Decidimos alargar nuestro paseo hasta allí; nos sorprendió, de repente, una
carretera nueva, como un abrupto vómito de asfalto, que trepaba por el monte,
conduciéndonos directamente hasta la construcción de marras. Seguíamos sin
explicarnos la naturaleza de aquellas edificaciones imponentes; una desolación
funeral envolvía el lugar, que más bien parecía un pueblo en el que se hubiese
decretado la peste. En una valla descubrimos, borroneado por las lluvias, un
cartel promocional de una empresa inmobiliaria: Las Casas de la Lastra era el
nombre de aquella urbanización fantasmal, de ínfulas pudientes, en la que
apenas media docena de casas estaban habitadas. El resto, que ni siquiera
habían sido estrenadas, mostraban signos evidentes de depauperación: los
abrojos crecían en los hipotéticos jardines; el enlucido de las fachadas se
había descascarillado; y por doquier se descubría la pésima índole de los
materiales empleados: las baldosas de patios y escaleras se abombaban y
cuarteaban y dejaban crecer las malezas entre las junturas; el cemento de las paredes
se había agrietado y caído a pedazos, dejando a la intemperie muros de
ladrillos que ya empezaban a desmigajarse. Mi mujer y yo caminamos por la
urbanización fantasmal como por un cuadro de De Chirico o como por el decorado
de una pesadilla; allá donde poníamos los ojos, la muerte pregonaba su
victoria.
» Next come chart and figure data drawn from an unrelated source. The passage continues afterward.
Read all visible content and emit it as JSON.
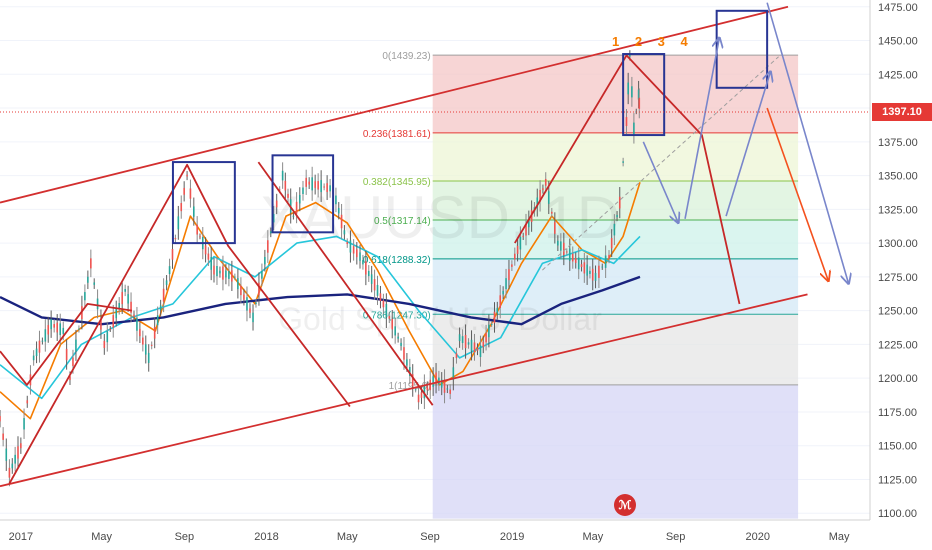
{
  "chart_data": {
    "type": "line",
    "watermark_symbol": "XAUUSD, 1D",
    "watermark_name": "Gold Spot / U.S. Dollar",
    "current_price": "1397.10",
    "x_ticks": [
      "2017",
      "May",
      "Sep",
      "2018",
      "May",
      "Sep",
      "2019",
      "May",
      "Sep",
      "2020",
      "May"
    ],
    "y_ticks": [
      1100,
      1125,
      1150,
      1175,
      1200,
      1225,
      1250,
      1275,
      1300,
      1325,
      1350,
      1375,
      1400,
      1425,
      1450,
      1475
    ],
    "ylim": [
      1095,
      1480
    ],
    "fib_levels": [
      {
        "label": "0(1439.23)",
        "value": 1439.23,
        "color": "#9e9e9e",
        "fill": "#f4c7c7"
      },
      {
        "label": "0.236(1381.61)",
        "value": 1381.61,
        "color": "#e53935",
        "fill": "#eef5d6"
      },
      {
        "label": "0.382(1345.95)",
        "value": 1345.95,
        "color": "#8bc34a",
        "fill": "#d9f2d9"
      },
      {
        "label": "0.5(1317.14)",
        "value": 1317.14,
        "color": "#4caf50",
        "fill": "#cdf1ea"
      },
      {
        "label": "0.618(1288.32)",
        "value": 1288.32,
        "color": "#009688",
        "fill": "#d3e8f5"
      },
      {
        "label": "0.786(1247.30)",
        "value": 1247.3,
        "color": "#26a69a",
        "fill": "#e6e6e6"
      },
      {
        "label": "1(1195.0)",
        "value": 1195.0,
        "color": "#9e9e9e",
        "fill": "#d5d5f5"
      }
    ],
    "fib_bottom_value": 1096,
    "price_series": {
      "name": "Price",
      "x": [
        "2016-12-01",
        "2016-12-15",
        "2017-01-01",
        "2017-01-20",
        "2017-02-15",
        "2017-03-05",
        "2017-03-15",
        "2017-04-15",
        "2017-05-05",
        "2017-06-05",
        "2017-07-10",
        "2017-08-10",
        "2017-09-05",
        "2017-09-20",
        "2017-10-15",
        "2017-11-15",
        "2017-12-12",
        "2018-01-25",
        "2018-02-10",
        "2018-03-01",
        "2018-04-10",
        "2018-05-01",
        "2018-05-20",
        "2018-06-15",
        "2018-07-20",
        "2018-08-15",
        "2018-09-10",
        "2018-10-01",
        "2018-10-15",
        "2018-11-15",
        "2018-12-10",
        "2019-01-05",
        "2019-01-30",
        "2019-02-20",
        "2019-03-10",
        "2019-04-10",
        "2019-05-05",
        "2019-05-25",
        "2019-06-10",
        "2019-06-20",
        "2019-06-25",
        "2019-07-01",
        "2019-07-08",
        "2019-07-10"
      ],
      "values": [
        1170,
        1130,
        1150,
        1215,
        1240,
        1235,
        1200,
        1285,
        1225,
        1265,
        1215,
        1280,
        1350,
        1310,
        1280,
        1275,
        1245,
        1350,
        1320,
        1345,
        1340,
        1300,
        1290,
        1265,
        1225,
        1185,
        1200,
        1190,
        1230,
        1220,
        1250,
        1290,
        1320,
        1345,
        1300,
        1285,
        1275,
        1290,
        1330,
        1390,
        1439,
        1385,
        1410,
        1397
      ]
    },
    "ma_series": [
      {
        "name": "MA20",
        "color": "#f57c00",
        "x": [
          "2016-12-01",
          "2017-01-15",
          "2017-03-01",
          "2017-04-20",
          "2017-06-01",
          "2017-07-20",
          "2017-09-10",
          "2017-10-20",
          "2017-12-15",
          "2018-01-30",
          "2018-03-15",
          "2018-05-01",
          "2018-06-15",
          "2018-08-01",
          "2018-09-15",
          "2018-10-20",
          "2018-12-01",
          "2019-01-15",
          "2019-03-01",
          "2019-04-15",
          "2019-05-20",
          "2019-06-15",
          "2019-07-10"
        ],
        "values": [
          1190,
          1170,
          1225,
          1245,
          1250,
          1235,
          1320,
          1290,
          1255,
          1320,
          1330,
          1315,
          1280,
          1235,
          1195,
          1205,
          1240,
          1285,
          1320,
          1295,
          1285,
          1305,
          1345
        ]
      },
      {
        "name": "MA50",
        "color": "#26c6da",
        "x": [
          "2016-12-01",
          "2017-02-01",
          "2017-04-01",
          "2017-06-15",
          "2017-08-15",
          "2017-10-15",
          "2017-12-15",
          "2018-02-15",
          "2018-04-15",
          "2018-06-15",
          "2018-08-15",
          "2018-10-15",
          "2018-12-15",
          "2019-02-15",
          "2019-04-15",
          "2019-06-01",
          "2019-07-10"
        ],
        "values": [
          1210,
          1185,
          1225,
          1245,
          1255,
          1290,
          1275,
          1300,
          1305,
          1290,
          1250,
          1215,
          1230,
          1285,
          1295,
          1285,
          1305
        ]
      },
      {
        "name": "MA200",
        "color": "#1a237e",
        "x": [
          "2016-12-01",
          "2017-02-01",
          "2017-05-01",
          "2017-08-01",
          "2017-11-01",
          "2018-02-01",
          "2018-05-01",
          "2018-08-01",
          "2018-11-01",
          "2019-01-15",
          "2019-03-15",
          "2019-05-15",
          "2019-07-10"
        ],
        "values": [
          1260,
          1245,
          1240,
          1245,
          1255,
          1260,
          1262,
          1255,
          1245,
          1240,
          1255,
          1265,
          1275
        ]
      }
    ],
    "channel": [
      {
        "name": "upper",
        "x": [
          "2016-12-01",
          "2020-02-15"
        ],
        "values": [
          1330,
          1475
        ]
      },
      {
        "name": "lower",
        "x": [
          "2016-12-01",
          "2020-03-15"
        ],
        "values": [
          1120,
          1262
        ]
      }
    ],
    "zigzag_red": [
      {
        "x": [
          "2016-12-01",
          "2017-01-10",
          "2017-04-10",
          "2017-06-15"
        ],
        "values": [
          1220,
          1195,
          1255,
          1250
        ]
      },
      {
        "x": [
          "2016-12-15",
          "2017-09-05",
          "2017-11-05",
          "2018-05-05"
        ],
        "values": [
          1122,
          1358,
          1298,
          1179
        ]
      },
      {
        "x": [
          "2017-12-20",
          "2018-09-05"
        ],
        "values": [
          1360,
          1180
        ]
      },
      {
        "x": [
          "2019-01-05",
          "2019-06-20",
          "2019-10-10",
          "2019-12-05"
        ],
        "values": [
          1300,
          1439,
          1380,
          1255
        ]
      }
    ],
    "boxes": [
      {
        "x": [
          "2017-08-15",
          "2017-11-15"
        ],
        "values": [
          1300,
          1360
        ]
      },
      {
        "x": [
          "2018-01-10",
          "2018-04-10"
        ],
        "values": [
          1308,
          1365
        ]
      },
      {
        "x": [
          "2019-06-15",
          "2019-08-15"
        ],
        "values": [
          1380,
          1440
        ]
      },
      {
        "x": [
          "2019-11-01",
          "2020-01-15"
        ],
        "values": [
          1415,
          1472
        ]
      }
    ],
    "arrows_blue": [
      {
        "x": [
          "2019-07-15",
          "2019-09-05"
        ],
        "values": [
          1375,
          1315
        ]
      },
      {
        "x": [
          "2019-09-15",
          "2019-11-05"
        ],
        "values": [
          1318,
          1452
        ]
      },
      {
        "x": [
          "2019-11-15",
          "2020-01-20"
        ],
        "values": [
          1320,
          1427
        ]
      },
      {
        "x": [
          "2020-01-15",
          "2020-05-15"
        ],
        "values": [
          1478,
          1270
        ]
      }
    ],
    "arrow_orange": {
      "x": [
        "2020-01-15",
        "2020-04-15"
      ],
      "values": [
        1400,
        1272
      ]
    },
    "wave_labels": "1 2 3 4"
  }
}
Nos asomamos a algunas de las viviendas, que habían sido rematadas de
forma chapucera; y cuyas paredes estaban corroídas por la humedad, que extendía
su mancha como un mapamundi caprichoso y devorador. Durante casi una hora
deambulamos por aquella geografía desquiciante, azotada por el viento, hasta
que una mujer que salió de una de las escasas viviendas habitadas nos contó la
historia -pavorosa historia- del lugar, concebido como una urbanización de lujo
-pero de un lujo postizo, como delataba la pésima índole de los materiales
empleados-, cuyos constructores habían tomado las de Villadiego, afectados por
una quiebra, antes de que concluyeron las obras. La mujer nos contó que habían
sido proyectadas piscinas, pistas de pádel y otras atracciones pijas que nunca
habían llegado a construirse; pero se esforzaba en cantar las loas del lugar,
tal vez para espantar la tentación de cortarse las venas. Porque el lugar, que
se había pretendido paradisiaco, era en verdad hórrido, un no-lugar devorado
por la nada.
Imaginé
los chanchullos innombrables que se habrían tramado para erigir aquella
urbanización fantasmal que injuriaba de modo tan estragador y presuntuoso la
belleza del paisaje. Cuando mi mujer y yo volvíamos a Sigüenza, con el alma en
los zancajos, por la carretera como un abrupto vómito de asfalto, atisbamos
entre la espesura un ciervo que nos miraba con abrumada, absorta,
irremisible pena: en aquella tristeza cerval se condensaba la tristeza de una
creación esquilmada por la rapacidad de los hombres. Somos chusma, una puta
chusma entregada al saqueo; y no nos vamos a ir de rositas, como hay Dios que
no nos vamos a ir de rositas.
Una vez más, De Prada pone las cosas en su sitio. Le felicitamos por ello esperando el próximo artículo que seguro nos volverá a sorprender gratamente.